Problem addressed, background and strategic significance

Rectal cancer is common in the UK with around 14,000 people being diagnosed each year. Up to one in ten of these people will have disease which has spread beyond the wall of the bowel (locally advanced rectal cancer). In addition, one in ten patients who have an operation for rectal cancer will have their cancer return within the pelvis in the future (locally recurrent rectal cancer). The treatment for locally advanced and recurrent rectal cancer can involve a combination of surgery, chemotherapy and radiotherapy. These services are not available at every hospital in the UK and sometimes people may receive treatment at a different hospital from which they were diagnosed. This work will identify the way in which treatment decisions are made by specialists who deal with patients with complex rectal cancer and to link these decisions to clinical and survival outcomes.

Method(s) used

This study will be performed in three phases. The first phase will involve a survey to identify the current available services for patients with locally advanced and recurrent rectal cancer across the UK. The second will compare how the treatment of patients diagnosed with LARC and LRRC compares to national guidelines. The third will focus on the hospitals who perform surgery on patients with complex rectal cancer and collect data on what surgery is provided. By using information collected in established national datasets we will be able to look at longer term outcome.

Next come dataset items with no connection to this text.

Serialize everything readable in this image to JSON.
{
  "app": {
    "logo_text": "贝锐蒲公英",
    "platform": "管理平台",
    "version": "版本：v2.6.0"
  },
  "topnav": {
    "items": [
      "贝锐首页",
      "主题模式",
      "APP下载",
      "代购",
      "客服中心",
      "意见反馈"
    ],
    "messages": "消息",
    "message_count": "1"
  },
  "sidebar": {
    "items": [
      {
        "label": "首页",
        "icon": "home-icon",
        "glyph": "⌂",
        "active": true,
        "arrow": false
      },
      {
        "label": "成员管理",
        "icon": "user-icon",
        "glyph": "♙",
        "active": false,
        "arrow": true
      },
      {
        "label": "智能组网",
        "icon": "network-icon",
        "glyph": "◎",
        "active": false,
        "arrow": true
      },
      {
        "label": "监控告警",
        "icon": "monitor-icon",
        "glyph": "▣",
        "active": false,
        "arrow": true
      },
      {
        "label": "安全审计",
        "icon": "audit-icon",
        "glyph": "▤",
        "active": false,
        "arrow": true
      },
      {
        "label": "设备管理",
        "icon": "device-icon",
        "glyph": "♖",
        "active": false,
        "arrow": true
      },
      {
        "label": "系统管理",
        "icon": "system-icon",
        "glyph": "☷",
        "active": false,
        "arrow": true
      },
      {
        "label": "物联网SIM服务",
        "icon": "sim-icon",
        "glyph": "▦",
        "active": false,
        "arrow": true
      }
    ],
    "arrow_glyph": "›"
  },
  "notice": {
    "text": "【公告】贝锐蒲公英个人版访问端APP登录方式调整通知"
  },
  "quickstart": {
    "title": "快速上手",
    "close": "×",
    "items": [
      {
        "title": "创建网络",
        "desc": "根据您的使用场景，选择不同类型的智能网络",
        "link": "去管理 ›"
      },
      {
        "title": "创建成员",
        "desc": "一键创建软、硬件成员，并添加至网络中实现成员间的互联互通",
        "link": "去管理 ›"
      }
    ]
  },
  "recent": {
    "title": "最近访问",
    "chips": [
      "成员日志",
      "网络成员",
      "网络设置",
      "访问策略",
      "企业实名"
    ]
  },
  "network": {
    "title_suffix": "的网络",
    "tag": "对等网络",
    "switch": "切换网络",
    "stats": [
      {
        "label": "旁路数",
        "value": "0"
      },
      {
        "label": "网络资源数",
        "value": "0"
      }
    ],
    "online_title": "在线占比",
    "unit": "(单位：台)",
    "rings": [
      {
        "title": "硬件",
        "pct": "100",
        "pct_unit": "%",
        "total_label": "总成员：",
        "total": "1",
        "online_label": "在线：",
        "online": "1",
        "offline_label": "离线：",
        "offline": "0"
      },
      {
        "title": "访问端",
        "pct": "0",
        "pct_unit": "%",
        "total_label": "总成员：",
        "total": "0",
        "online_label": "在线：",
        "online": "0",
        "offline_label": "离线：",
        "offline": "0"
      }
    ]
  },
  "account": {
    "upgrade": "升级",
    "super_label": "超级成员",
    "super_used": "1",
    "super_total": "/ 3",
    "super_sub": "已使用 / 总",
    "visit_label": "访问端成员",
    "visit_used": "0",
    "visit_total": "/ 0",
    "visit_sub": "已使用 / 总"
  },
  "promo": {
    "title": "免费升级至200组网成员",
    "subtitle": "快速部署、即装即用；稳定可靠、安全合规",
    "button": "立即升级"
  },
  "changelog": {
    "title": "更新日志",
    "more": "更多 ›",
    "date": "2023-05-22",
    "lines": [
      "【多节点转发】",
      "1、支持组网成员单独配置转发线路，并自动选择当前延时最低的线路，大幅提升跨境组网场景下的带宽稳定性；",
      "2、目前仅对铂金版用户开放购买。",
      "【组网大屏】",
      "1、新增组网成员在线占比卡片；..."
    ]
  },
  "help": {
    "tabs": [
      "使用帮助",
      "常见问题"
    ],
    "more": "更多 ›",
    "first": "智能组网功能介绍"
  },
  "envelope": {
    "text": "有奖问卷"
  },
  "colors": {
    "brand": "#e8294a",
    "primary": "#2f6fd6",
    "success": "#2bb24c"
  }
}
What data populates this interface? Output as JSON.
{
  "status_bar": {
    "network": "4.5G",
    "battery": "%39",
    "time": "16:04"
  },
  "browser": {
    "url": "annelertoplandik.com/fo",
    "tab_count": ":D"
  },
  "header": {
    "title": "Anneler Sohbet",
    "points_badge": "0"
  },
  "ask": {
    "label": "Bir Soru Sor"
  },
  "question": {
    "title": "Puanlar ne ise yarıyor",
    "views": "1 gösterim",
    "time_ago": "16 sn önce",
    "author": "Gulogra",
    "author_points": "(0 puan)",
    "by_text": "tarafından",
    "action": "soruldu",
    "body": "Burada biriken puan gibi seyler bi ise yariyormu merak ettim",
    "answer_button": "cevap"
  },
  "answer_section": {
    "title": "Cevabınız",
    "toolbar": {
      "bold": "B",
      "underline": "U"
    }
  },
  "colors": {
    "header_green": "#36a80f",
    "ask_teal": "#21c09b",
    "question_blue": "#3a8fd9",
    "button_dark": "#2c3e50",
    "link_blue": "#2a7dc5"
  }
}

All adult patients with a new diagnosis of LARC and LRRC will be eligible for inclusion. These patients will be identified through MDT meeting records. An online data capture system will be used to record a patient’s clinical details and will be linked to routinely collected, national data.

Hoped for results of this research

We hope that this research will provide a resource for patients, clinicians and commissioners by mapping rectal cancer services throughout the UK. In addition, establishing current practice is a vital component in moves to improve adherence to guidelines and highlight any deficiencies in services provided.

What is this research is expected to add to the knowledge of bowel disease and what is the impact you hope to achieve for patients?

This work will be performed as part of the Improving Management for Patients with Advanced Colorectal Tumour (IMPACT) programme. The ultimate aim of this programme and the proposed study is to increase the number of patients with LARC and LRRC referred to appropriate referral centres and to increase the survival rate.